The 90s are back!

Rihanna. PHOTO| COURTESY

What you need to know:

  • Even Michelle Obama got herself a brow make-over when she was a First Lady.
  • The comments sections were filled with reports on how she consequently looked less ‘angry’.

What does it mean when fashion says ‘the 90s are in?’ The same thing it means when they say orange is the new black or that denim is in. Confusion. After all, at no point did you stop wearing jeans, so how can they be in when they never even went out in the first place?

The peak of 90s style has to be the current Vogue cover. It has been the cause of many an opinion piece in the week it has been primed for.

Rihanna covers it with a fabulous former First Lady Lucy Kibaki ‘s eyebrow. A thin single line sketched in place of an eyebrow. Nowadays, eyebrows are thick, bushy, full, natural looking.

Even Michelle Obama got herself a brow make-over when she was a First Lady. The comments sections were filled with reports on how she consequently looked less ‘angry’.

Also, why would anyone ever want to relive 90s fashion? They were terrible years with androgynous wear by TLC and Aaliyah, those large pants that were obviously a crossover from Hammer pants. The music is still the most epic I have heard of in my lifetime. Kenyan music included. The videos though, are a smorgasbord of unsexy shoes and dark lip liner. But, something else more potent marked the 90s, and that was the rise of Hip Hop and R&B. Fashion and music were distinctly black. Not as politically blatant as the 60s and 70s were, but black power was dominant in pop culture. Should it really come as a surprise that during the Trump era expression against the establishment would be registered by revisiting the 90s? This was when the term ‘urban fashion’ to describe street style became popular lingo in advertising. Urban was a euphemism for style that originated from the streets, eventually inspiring the runways as opposed to the top-down theory where designers influenced what people wore by first placing it on the runways. Street style is about the zeitgeist, mood of the day, a representation of what is happening in society at the moment and who is making it happen. In the 90s, it was Hip Hop.

FORMIDABLE LIST

Dungarees, baseball jerseys, women with taut mid-sections in athletic wear — Britney, Christina, TLC, Aaliyah, Mya, Toni Braxton. It’s a formidable list that introduced the world to women’s fitness and a visual brand of feminism where they claimed their sexual power (or were forced to by music executives), and the inevitable perks, varsity jackets, monochrome, thigh high boots, statement earrings, fur coats, leather, and yes, mermaid hair. They were the Baby Phat years. Girlfriends, Moesha, The Parkers, A Different World and Eve were popular sitcoms long before Netflix and TV series created complex female leads. Of course there was Martin and Fresh Prince of Bel Air. While the 90s have been building up in our closets steadily for the last five years, there have been calls for sitcom revivals, reboots and reunions.

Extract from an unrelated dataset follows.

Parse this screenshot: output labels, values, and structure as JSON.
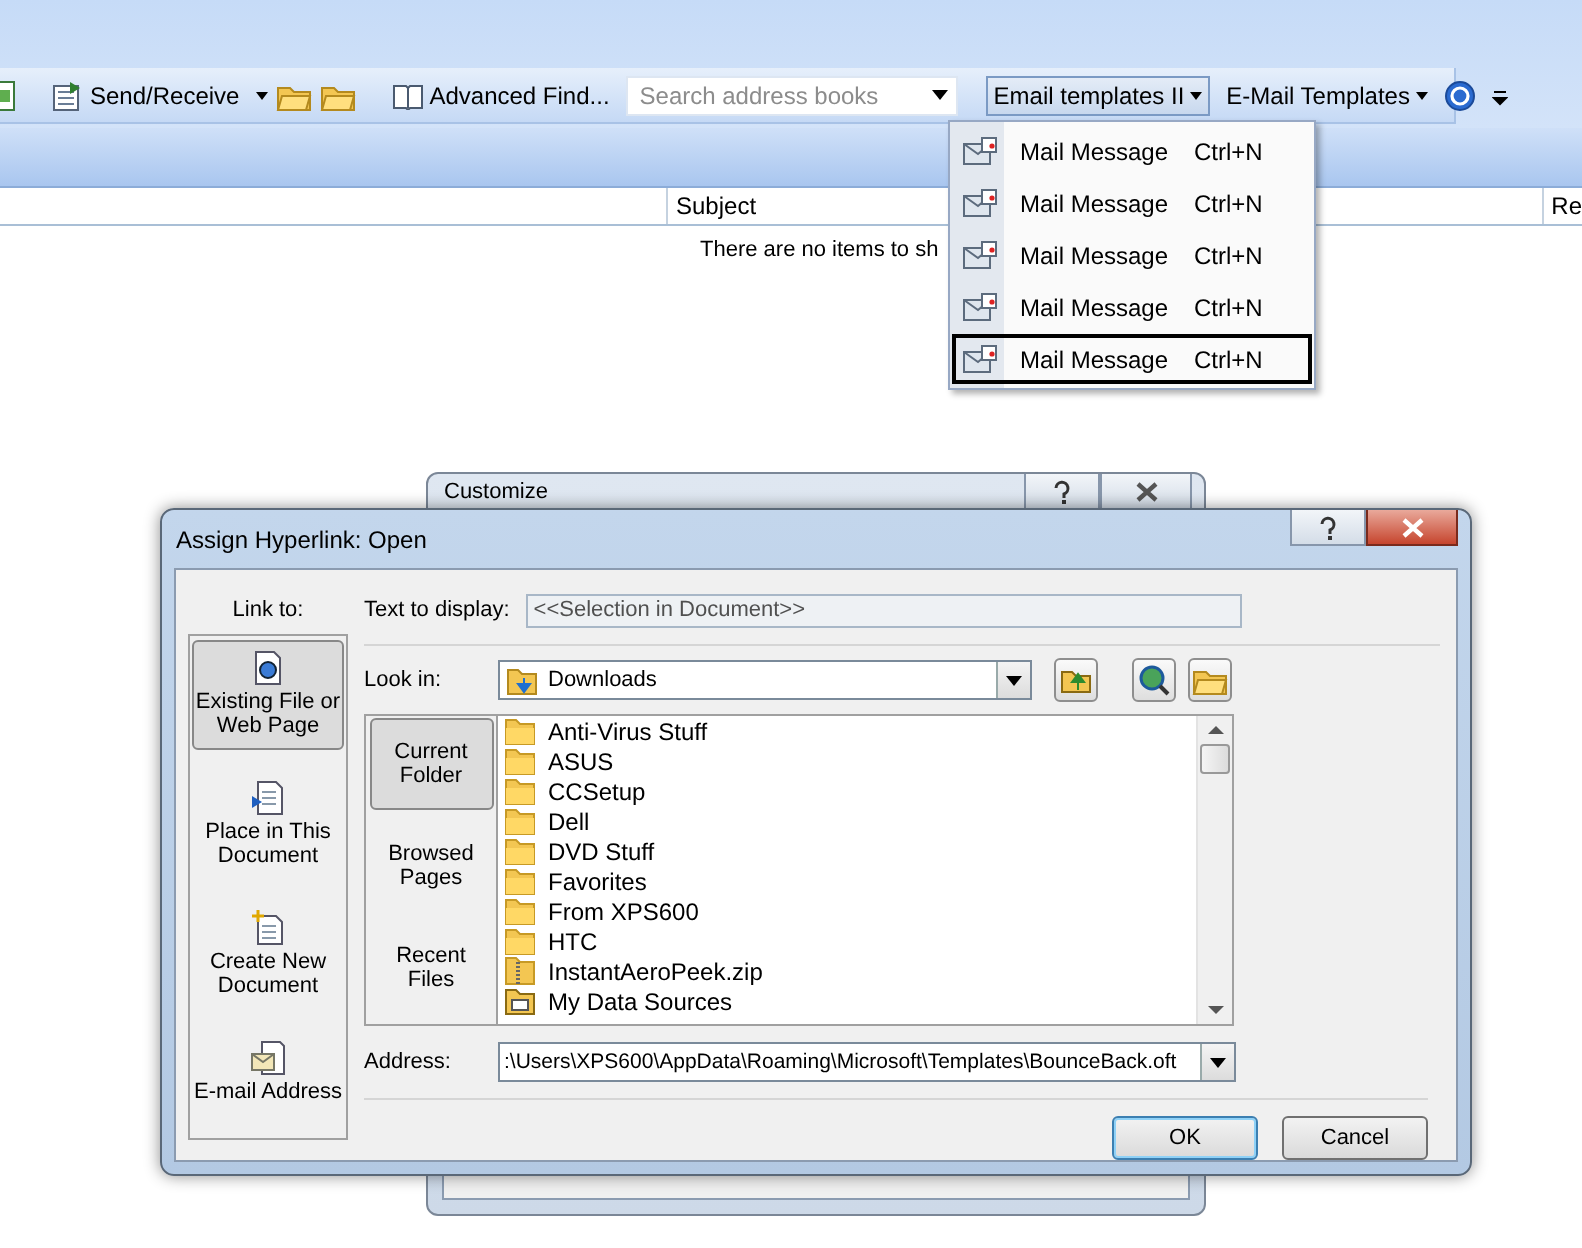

It could be argued one should not live in the past. But that adage about knowing where you have come from to where you are going cannot apply more to this timeline. With the alt-right gleefully erupting, and the black community hyper aware of cultural appropriation, it was only a matter of time before the old became new. It is always imagined fashion is independent of politics. This part of the imagination must be severed, because fashion is nothing if not politically inspired. The most appreciated aspects of black culture are lifestyle related; food, fashion, music and yes, even film, despite the absence of multiple blockbusters. It goes without saying there are deeper reasons for the appreciation of Black Panther and why we are still enamoured of it.

There has never been a better time to revisit the 90s than Ombre lips, door knocker earrings, athleisure wear’s connection to fitness and wellness. Look at Missy’s comeback. Hip Hop always had a solid bond with Adidas, Nike and velour tracksuits. The conscious lyrics era had its own style as did gangsta rap on suited up Biggie Smalls. By the late 90s women in Hip Hop found their aesthetic. One we now identify as the sex vixen, be they South African, Nigerian or American. The legacy of Foxy Brown and Lil Kim. Hip Hop is single handedly responsible for how Africans perceive fashion from West, South to East Africa. It informs clothing lines, from Kanye West to Octopizzo’s and Khaligraph Jones’ sense of style. We know black style when we see it following decades of training.

It is in light of this that the absence of colour, not simply in skin tone, but pizzazz, in every aspect of business including Hollywood, has been brought to the world’s attention. Remember wiggers? White boys who wanted to be black when hip hop was cresting, being black was cool and appropriation not yet a thing? Hip hop is said to have been born on August 11, 1973 at the Bronx. Observe explosively sensitive African Americans flinching at slights. Then keep in mind the 90s language.